3. Who recommended the book?

Tried as you might, you may still remain clueless about a certain author. This is particularly true when the book has been published overseas. Or it could well be the very first book that a writer has ever put out. One thing that you can do is to check and see the book recommendations from other trusted writers or pastors, if this is available from the publishing company. More often than not, publishers include familiar names in the blurbs in order to introduce a lesser known author.

Another thing that you can do is to go to book sites such as Amazon or GoodReads to get a “feel” of the book or see the general sentiments from the readers. However, you can only find a substantial amount of reviews when the book has been around for a while. Reviews from other readers may not be available when the book is newly released. Back in the day, about ten or so years ago now, the small Reformed community in the Internet had The Discerning Reader for times such as this. But it’s long gone now. So, what can you do if you still remain clueless about a certain book?

Some Practical Tips to Help You Discern Better

Ask your pastor (or your pastor’s wife).

If you need a little more help in discerning a children’s book, maybe it’s time to tap your pastor or some elders in your church to see if they know if the book would be worth your peso or not. Also, I think you could chat up the pastor’s wife if you are too shy to bring it up to the eldership. If the pastor’s wife is raising her own covenant children, she is most likely bound to know about good children’s books. Her taste may have also been influenced by your pastor. This may be one of the few times that she can actually share her opinions and know-hows. I would know, because I am a pastor’s wife. Other than that, you could also inquire with your children’s Sunday School teacher. And if they are unsure, they can also ask the pastor on your behalf. I think that by the time you have exhausted all the questions and connections that I have listed here, you would have already found the answer that you are looking for.

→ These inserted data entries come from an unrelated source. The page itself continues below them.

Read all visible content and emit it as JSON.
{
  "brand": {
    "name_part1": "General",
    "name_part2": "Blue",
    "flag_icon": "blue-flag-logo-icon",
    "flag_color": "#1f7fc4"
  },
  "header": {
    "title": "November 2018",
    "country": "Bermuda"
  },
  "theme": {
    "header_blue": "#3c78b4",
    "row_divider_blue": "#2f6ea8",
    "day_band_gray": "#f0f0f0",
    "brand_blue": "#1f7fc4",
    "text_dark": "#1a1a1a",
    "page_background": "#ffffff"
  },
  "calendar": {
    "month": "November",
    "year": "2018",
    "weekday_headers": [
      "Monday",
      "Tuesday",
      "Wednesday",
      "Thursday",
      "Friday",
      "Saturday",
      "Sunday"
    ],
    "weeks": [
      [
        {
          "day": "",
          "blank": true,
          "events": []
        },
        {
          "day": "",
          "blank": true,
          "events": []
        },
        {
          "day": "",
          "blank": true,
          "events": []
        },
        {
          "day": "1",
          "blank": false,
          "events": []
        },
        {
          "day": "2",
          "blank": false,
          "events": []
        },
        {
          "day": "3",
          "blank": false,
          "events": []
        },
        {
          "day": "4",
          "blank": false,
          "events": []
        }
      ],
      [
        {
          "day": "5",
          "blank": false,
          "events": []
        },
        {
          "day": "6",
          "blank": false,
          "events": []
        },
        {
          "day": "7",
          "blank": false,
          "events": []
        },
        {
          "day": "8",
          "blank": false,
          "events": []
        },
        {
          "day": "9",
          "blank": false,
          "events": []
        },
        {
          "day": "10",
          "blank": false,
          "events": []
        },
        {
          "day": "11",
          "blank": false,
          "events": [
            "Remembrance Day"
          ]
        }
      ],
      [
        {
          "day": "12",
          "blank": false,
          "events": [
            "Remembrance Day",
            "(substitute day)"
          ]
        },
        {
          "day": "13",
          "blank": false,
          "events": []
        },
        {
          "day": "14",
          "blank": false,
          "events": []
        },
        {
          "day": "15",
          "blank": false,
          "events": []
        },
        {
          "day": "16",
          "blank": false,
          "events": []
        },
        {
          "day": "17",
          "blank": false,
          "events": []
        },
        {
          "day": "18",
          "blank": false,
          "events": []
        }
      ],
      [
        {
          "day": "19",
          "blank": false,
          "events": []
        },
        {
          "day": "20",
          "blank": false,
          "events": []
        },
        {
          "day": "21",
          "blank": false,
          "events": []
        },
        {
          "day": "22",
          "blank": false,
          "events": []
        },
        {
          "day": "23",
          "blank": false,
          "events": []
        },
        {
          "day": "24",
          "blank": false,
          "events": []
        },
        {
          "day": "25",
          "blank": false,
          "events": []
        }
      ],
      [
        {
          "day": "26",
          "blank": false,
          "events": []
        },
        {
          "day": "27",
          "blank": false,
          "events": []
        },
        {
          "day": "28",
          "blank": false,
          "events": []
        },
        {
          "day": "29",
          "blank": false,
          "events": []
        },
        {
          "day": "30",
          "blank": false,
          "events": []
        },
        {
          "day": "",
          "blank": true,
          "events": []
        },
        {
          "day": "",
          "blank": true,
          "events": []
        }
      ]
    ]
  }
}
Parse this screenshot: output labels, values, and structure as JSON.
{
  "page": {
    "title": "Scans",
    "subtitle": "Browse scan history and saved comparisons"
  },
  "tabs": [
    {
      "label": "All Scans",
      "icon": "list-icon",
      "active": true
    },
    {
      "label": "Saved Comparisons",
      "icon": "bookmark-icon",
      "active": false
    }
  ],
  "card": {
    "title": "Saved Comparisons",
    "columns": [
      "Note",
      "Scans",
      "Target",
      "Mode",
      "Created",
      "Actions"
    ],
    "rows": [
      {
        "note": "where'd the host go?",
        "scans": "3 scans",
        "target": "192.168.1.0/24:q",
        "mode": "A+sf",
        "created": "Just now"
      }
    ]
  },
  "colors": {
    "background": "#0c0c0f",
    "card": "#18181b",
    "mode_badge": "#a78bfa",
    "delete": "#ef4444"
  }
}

Study the Bible. Learn theology.

Learning what about is good, true and beautiful helps us identify the bad and the ugly. And so studying God’s Word will help us discern better other messages that purport to be the Gospel, the good news of God saving sinners. This may be a long-term goal. But any effort invested in knowing God and His Word, is always a noble task and a wise way to live in this world. Don’t you think? Good doctrine helps us grow in grace and knowledge, because the Spirit of God works through the sound teaching and preaching of His word.


Did I miss anything in this list? Do let me know what you think about these practical tips! I’d love to hear your thoughts.